It’s Beginning to Look a Lot Like #25DaysofFishmas

Guest Post by Katie O’Reilly, PhD Candidate at the University of Notre Dame (@DrKatfish)

Ah, the winter holiday season. A time of sleigh bells, holly, and … fish??

As a PhD student studying Great Lakes coastal wetlands, I stumbled one day across a fish poster from Wisconsin Sea Grant that reminded me of an advent calendar – you know, the ones where you open a little door each day in December and get a treat – and thought to myself, why not instead of chocolates, you could get facts about fish? Throw in a heaping cup of raising awareness about threats to freshwater biodiversity, a dash of Great Lakes science, a sprinkling of the finest fish puns, and, voilà! A recipe for the science communication event known as #25DaysofFishmas.

I created #25DaysofFishmas on Twitter in 2016 as a lighthearted way to showcase the diversity of fish species in the North American Great Lakes. Since then, it has evolved into an annual forum where diverse audiences – scientists, anglers, residents of the Great Lakes basin and beyond – have been brought together each December to share their expertise and experiences while discussing challenges facing the Great Lakes and other freshwater ecosystems. 

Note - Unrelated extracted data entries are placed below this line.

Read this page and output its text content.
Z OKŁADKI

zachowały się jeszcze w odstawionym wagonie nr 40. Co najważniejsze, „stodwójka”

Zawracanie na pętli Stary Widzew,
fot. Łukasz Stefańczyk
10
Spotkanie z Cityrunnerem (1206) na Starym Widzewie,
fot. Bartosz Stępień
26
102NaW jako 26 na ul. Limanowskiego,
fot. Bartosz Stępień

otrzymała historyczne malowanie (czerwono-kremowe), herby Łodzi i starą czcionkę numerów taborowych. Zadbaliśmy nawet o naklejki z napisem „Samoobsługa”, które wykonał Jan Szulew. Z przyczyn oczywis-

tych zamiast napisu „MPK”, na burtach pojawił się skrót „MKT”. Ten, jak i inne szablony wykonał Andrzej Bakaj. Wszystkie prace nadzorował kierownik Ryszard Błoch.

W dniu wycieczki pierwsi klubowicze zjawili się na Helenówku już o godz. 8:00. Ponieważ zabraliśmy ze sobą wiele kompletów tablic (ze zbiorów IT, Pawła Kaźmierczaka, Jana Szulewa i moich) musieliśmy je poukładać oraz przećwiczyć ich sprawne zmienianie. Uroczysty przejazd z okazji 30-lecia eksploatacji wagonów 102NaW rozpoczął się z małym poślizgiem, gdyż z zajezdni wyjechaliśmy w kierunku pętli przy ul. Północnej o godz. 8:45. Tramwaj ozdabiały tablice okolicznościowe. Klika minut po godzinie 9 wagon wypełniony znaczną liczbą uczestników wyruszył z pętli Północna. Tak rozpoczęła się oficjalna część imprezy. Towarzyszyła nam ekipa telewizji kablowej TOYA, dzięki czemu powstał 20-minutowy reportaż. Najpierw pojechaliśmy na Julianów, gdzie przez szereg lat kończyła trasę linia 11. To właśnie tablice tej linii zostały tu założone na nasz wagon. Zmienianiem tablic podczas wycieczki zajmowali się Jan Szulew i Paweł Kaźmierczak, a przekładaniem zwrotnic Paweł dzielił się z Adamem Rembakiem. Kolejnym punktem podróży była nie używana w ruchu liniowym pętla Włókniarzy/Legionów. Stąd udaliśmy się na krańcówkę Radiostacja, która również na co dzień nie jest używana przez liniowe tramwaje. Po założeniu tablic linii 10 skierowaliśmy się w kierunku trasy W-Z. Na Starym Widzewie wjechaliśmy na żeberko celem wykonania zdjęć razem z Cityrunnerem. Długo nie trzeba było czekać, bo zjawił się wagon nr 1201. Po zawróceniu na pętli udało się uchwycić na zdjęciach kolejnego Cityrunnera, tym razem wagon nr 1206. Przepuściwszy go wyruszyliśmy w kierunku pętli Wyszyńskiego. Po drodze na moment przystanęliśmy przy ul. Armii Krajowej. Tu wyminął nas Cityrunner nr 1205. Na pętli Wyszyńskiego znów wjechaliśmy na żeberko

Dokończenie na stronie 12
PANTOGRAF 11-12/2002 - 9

Each day of #25DaysofFishmas begins with the Fishmas calendar announcing the day’s fish species. It’s then followed by a series of tweets about the natural history and ecology of the species, as well as unexpected/fun facts and connections to humans.

While I joke that I created #25DaysofFishmas to combine two of my great loves – Great Lakes fish and puns – my goal was to increase awareness about species beyond the typical and familiar sportfish. To that end, some of the most popular species featured during #25DaysofFishmas have included some relatively underappreciated or unknown species; for example, the species with the most overall impressions (basically, Twitter’s measure of how many times a tweet has been seen) across all three years was the bowfin (Amia calva), a fish that sometimes has a reputation as a “trash” fish.

Because invasive species have dramatically changed the Great Lakes environment, discussions about their impacts and how to manage them are common topics during #25DaysofFishmas. Species that are not native to the basin get a “Grinch” face instead of a Santa hat on the Fishmas calendar. People often share their experiences with invasive species; for example, sharing their memories of piles of alewife washing up on Lake Michigan beaches or how they felt when zebra mussels first took over the beach at their family’s cottage. Interesting discussions about what exactly constitutes an “invasive species” have happened when featured species are not native to the Great Lakes but are beneficial to humans, like the introduced but economically-important Chinook salmon. Many people were surprised that salmon were not originally native to the Great Lakes and were introduced in the 1960s, reflecting how much the lakes have changed since the mid-20th century.

Over the last three Decembers, I’ve featured 75 different fish species found in the Great Lakes during #25DaysofFishmas. The most rewarding part of doing this outreach is seeing how engaged people get in the “shell-a-brations.” The success of #25DaysofFishmas is largely due to audience participation through sharing stories and photos, asking questions, and adding commentary. 

A collage of some shared images from the 2018 edition of #25DaysofFishmas. Clockwise from upper-left: A sketch of a chain pickerel (via @FishOn_FishOff); a paddlefish (via @Spoonbill_Hank); #SciArt featuring holiday lightbulbs painted to look like freshwater fish species (via @JuliaFpaintsbio); three very festive gar (via @SolomonRDavid), and more shared fish pictures (Atlantic salmon via @TheLionHardt, northern hogsucker via @ham66, and grass carp via @DrPlanktonGuy)

While the original #25DaysofFishmas focuses on the Great Lakes, other scientists on Twitter have adopted the hashtag to engage audiences on different topics, with everything from a shark-themed Hanukkah spinoff (#Chondukkah), fishes of other regions (Northern California), and other aquatic organisms (#25DaysofSquidmas).

By shining a spotlight on the many diverse fish that call the Great Lakes home, I hope to inspire others to appreciate and protect the amazing underwater world of the lakes and beyond. So far, I’ve only featured about half of all the lakes’ species (75 of 178), so the tradition of #GreatLakes #25DaysofFishmas will continue for many years to come. I’m always thrilled to see new #25DaysofFishmas spin-offs, so if you’d like to try your own this year, drop me a line on Twitter!

Merry Fishmas to all, and to all a good night!